[EL] [Bulk] RE: If it were a World Cup of Democracy....
David Ely
ely at compass-demographics.com
Thu Jul 10 16:57:45 PDT 2014
I’ll readily concede that it is easier for a local campaign to affect the outcome of a low turnout, low interest election. The question for me is whether it is better at reflecting the actual representational interests of those governed by the local governments. If there are no structural differences in the interests of those who vote in off cycle elections from those who do not, then an election with fewer but better informed voters might well be better. However, if there is a real difference in representational interests (renters vs homeowners, seniors vs families with children, high density vs low density…) then you may well have a representational problem. Whether or not that representational problem can be fixed by more consolidated elections would of course depend on the ability of candidates to translate the different interests into meaningful votes, which as you point out might be largely lost in a crowded election. In some circumstance I expect it would make a real difference, but it would be quite interesting to see if there is any significant general difference in city government between cities with off cycle elections and cities with consolidated elections.
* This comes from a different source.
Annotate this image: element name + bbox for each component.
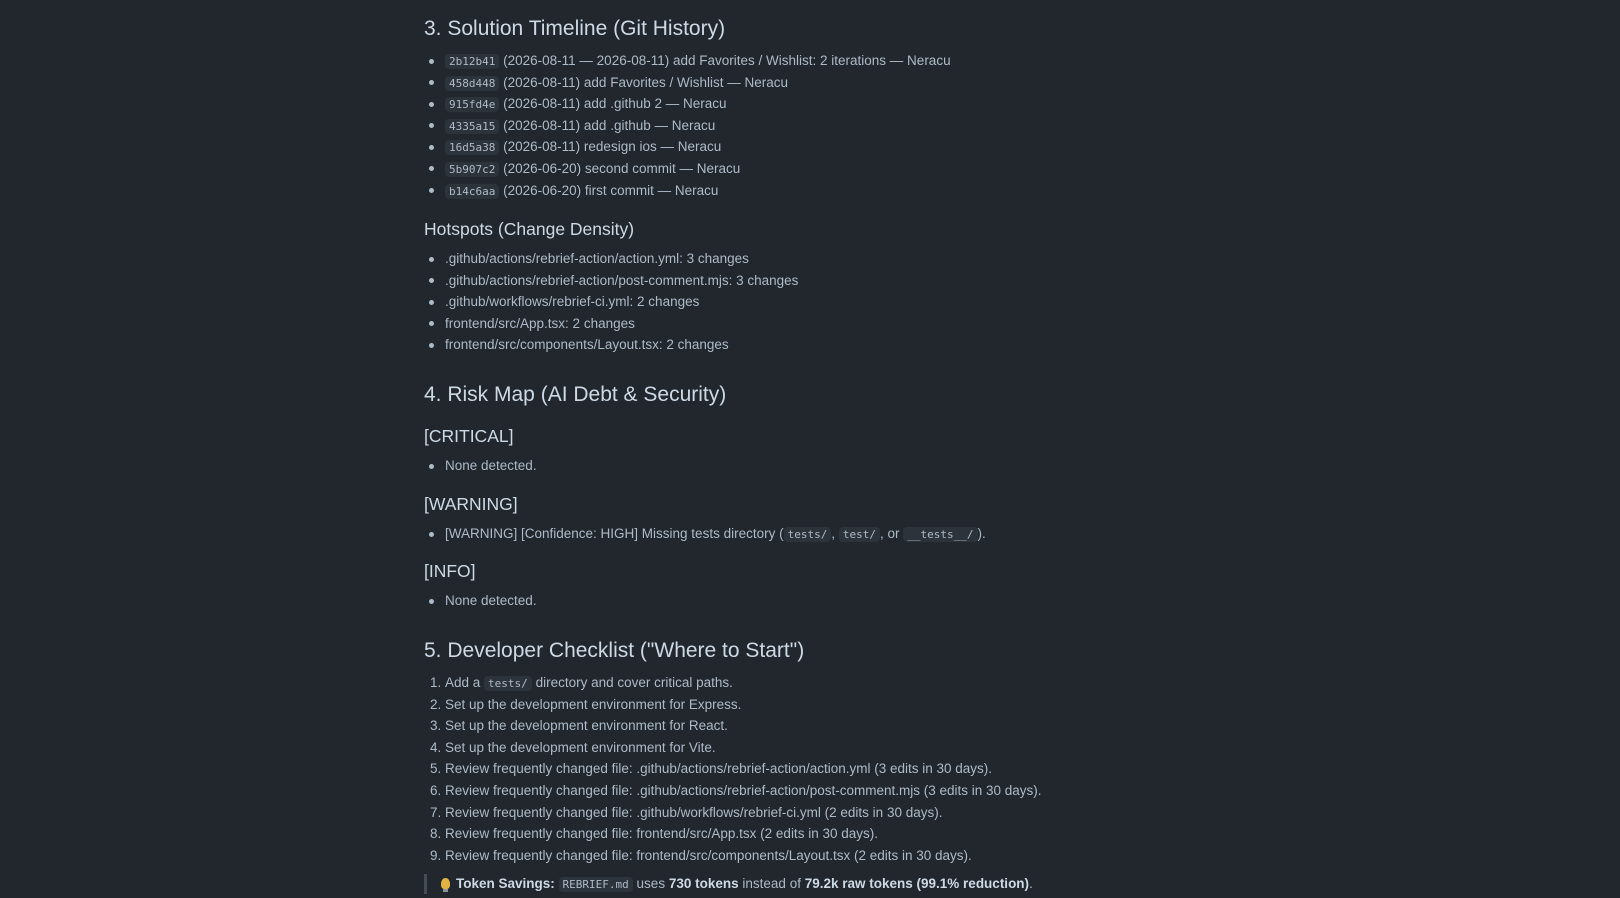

From: Larry Levine [mailto:larrylevine at earthlink.net]
Sent: Thursday, July 10, 2014 4:02 PM
To: 'David Ely'
Cc: Law-election at department-lists.uci.edu
Subject: [Bulk] RE: [EL] If it were a World Cup of Democracy....
First, TV and radio advertising rates are driven up by statewide candidates and ballot measures during the General Election season. Second, many stations sell out their time at top dollar to ballot measures and tell down ballot races – even some statewide and state legislative races – that they are not selling time for those races.
Third, stations that may broadcast debates during stand-alone municipal elections won’t appropriate the time when there are “bigger” issues and candidate campaigns to cover.
Fourth, the print media already is stretched for political coverage. In competition with statewide campaigns, coverage of local races will all but disappear.
Finally, it’s not a matter of voters not being able to hear through the din; it’s a question of whether the municipal candidates and issues can break through to even make their messages.